Die Lesung war in einer Bar, was immer noch merkwürdig für mich ist. Nicht zu trinken stört die gewohnten Abläufe in so vieler Hinsicht; mir ist einfach immer bewusst, dass ich nicht mit den anderen um mich herum mithalten kann. Manchmal ist das gut - ich konnte einen Platz weit vorn ergattern, weil ich nicht an der Bar Schlange gestanden hatte, und in der Pause musste ich mich nicht entscheiden, ob ich nochmal Drinks holen oder aufs Klo gehen wollte.
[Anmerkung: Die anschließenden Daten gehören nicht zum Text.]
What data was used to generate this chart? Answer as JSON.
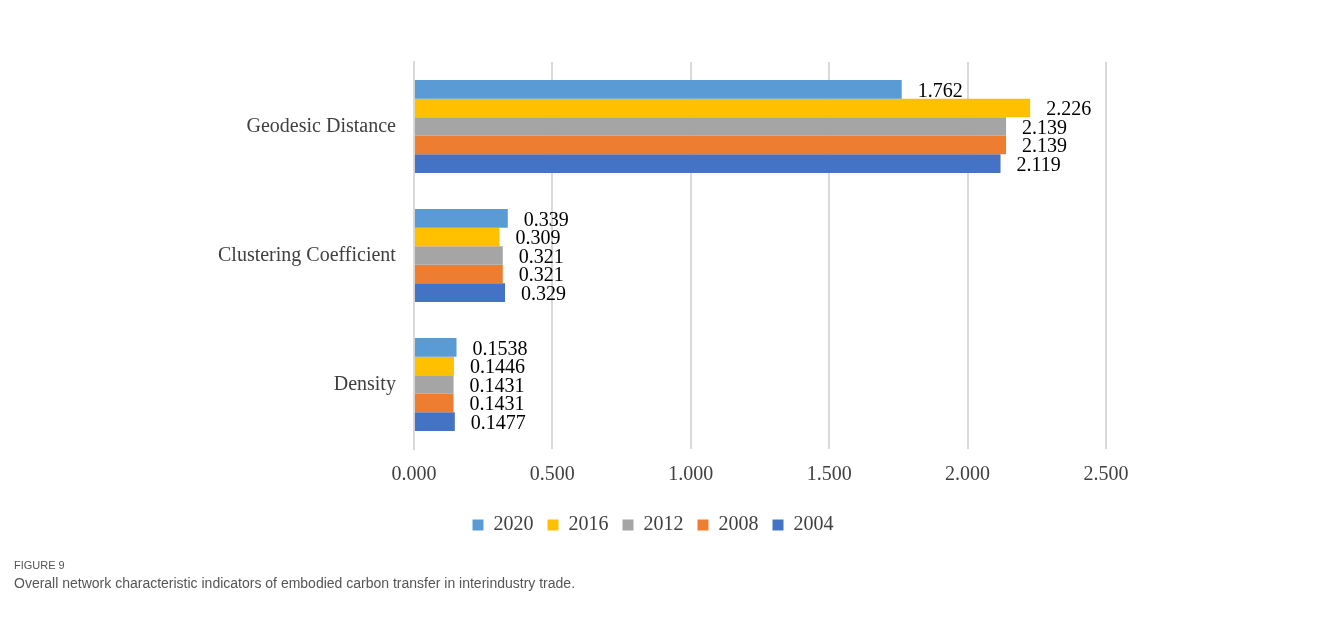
{
  "chart_data": {
    "type": "bar",
    "orientation": "horizontal",
    "categories": [
      "Geodesic Distance",
      "Clustering Coefficient",
      "Density"
    ],
    "series": [
      {
        "name": "2020",
        "color": "#5b9bd5",
        "values": [
          1.762,
          0.339,
          0.1538
        ]
      },
      {
        "name": "2016",
        "color": "#ffc000",
        "values": [
          2.226,
          0.309,
          0.1446
        ]
      },
      {
        "name": "2012",
        "color": "#a5a5a5",
        "values": [
          2.139,
          0.321,
          0.1431
        ]
      },
      {
        "name": "2008",
        "color": "#ed7d31",
        "values": [
          2.139,
          0.321,
          0.1431
        ]
      },
      {
        "name": "2004",
        "color": "#4472c4",
        "values": [
          2.119,
          0.329,
          0.1477
        ]
      }
    ],
    "xlim": [
      0,
      2.5
    ],
    "xticks": [
      {
        "value": 0,
        "label": "0.000"
      },
      {
        "value": 0.5,
        "label": "0.500"
      },
      {
        "value": 1,
        "label": "1.000"
      },
      {
        "value": 1.5,
        "label": "1.500"
      },
      {
        "value": 2,
        "label": "2.000"
      },
      {
        "value": 2.5,
        "label": "2.500"
      }
    ],
    "grid": "x",
    "legend": "bottom",
    "data_labels": true,
    "annotations": [
      "FIGURE 9",
      "Overall network characteristic indicators of embodied carbon transfer in interindustry trade."
    ]
  }
}
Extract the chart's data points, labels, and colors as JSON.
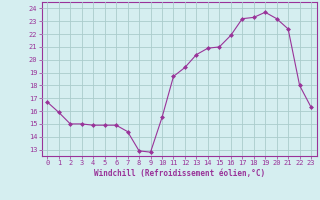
{
  "x": [
    0,
    1,
    2,
    3,
    4,
    5,
    6,
    7,
    8,
    9,
    10,
    11,
    12,
    13,
    14,
    15,
    16,
    17,
    18,
    19,
    20,
    21,
    22,
    23
  ],
  "y": [
    16.7,
    15.9,
    15.0,
    15.0,
    14.9,
    14.9,
    14.9,
    14.4,
    12.9,
    12.8,
    15.5,
    18.7,
    19.4,
    20.4,
    20.9,
    21.0,
    21.9,
    23.2,
    23.3,
    23.7,
    23.2,
    22.4,
    18.0,
    16.3
  ],
  "line_color": "#993399",
  "marker": "D",
  "marker_size": 2.5,
  "bg_color": "#d5eef0",
  "grid_color": "#aacccc",
  "xlabel": "Windchill (Refroidissement éolien,°C)",
  "xlabel_color": "#993399",
  "ylabel_ticks": [
    13,
    14,
    15,
    16,
    17,
    18,
    19,
    20,
    21,
    22,
    23,
    24
  ],
  "xlim": [
    -0.5,
    23.5
  ],
  "ylim": [
    12.5,
    24.5
  ],
  "xtick_labels": [
    "0",
    "1",
    "2",
    "3",
    "4",
    "5",
    "6",
    "7",
    "8",
    "9",
    "10",
    "11",
    "12",
    "13",
    "14",
    "15",
    "16",
    "17",
    "18",
    "19",
    "20",
    "21",
    "22",
    "23"
  ],
  "tick_color": "#993399",
  "spine_color": "#993399",
  "tick_fontsize": 5.0,
  "xlabel_fontsize": 5.5
}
Aber dieses Gefühl anzukommen, nachdem man sich um Alkohol gedrängelt hat, der erste Schluck, die Entspannung, das Signal ans Gehirn: hier bin ich, jetzt geht es mir gut - das kommt nicht einfach so. Man sitzt also nur da und fragt sich: Geht es mir jetzt schlecht? Ich fühle mich steif, unbehaglich und mürrisch, weil ich einen Drink will und keinen bekomme, aber eines Tages wird das vorbeigehen und ich werde wieder Spaß haben. Oder bin ich unglücklich, weil ich bisher immer, wenn ich dachte, ich hätte Spaß an "Lesungen" und "ausgehen" und "mich unterhalten" und "lebendig sein", eigentlich nur das Trinken mochte?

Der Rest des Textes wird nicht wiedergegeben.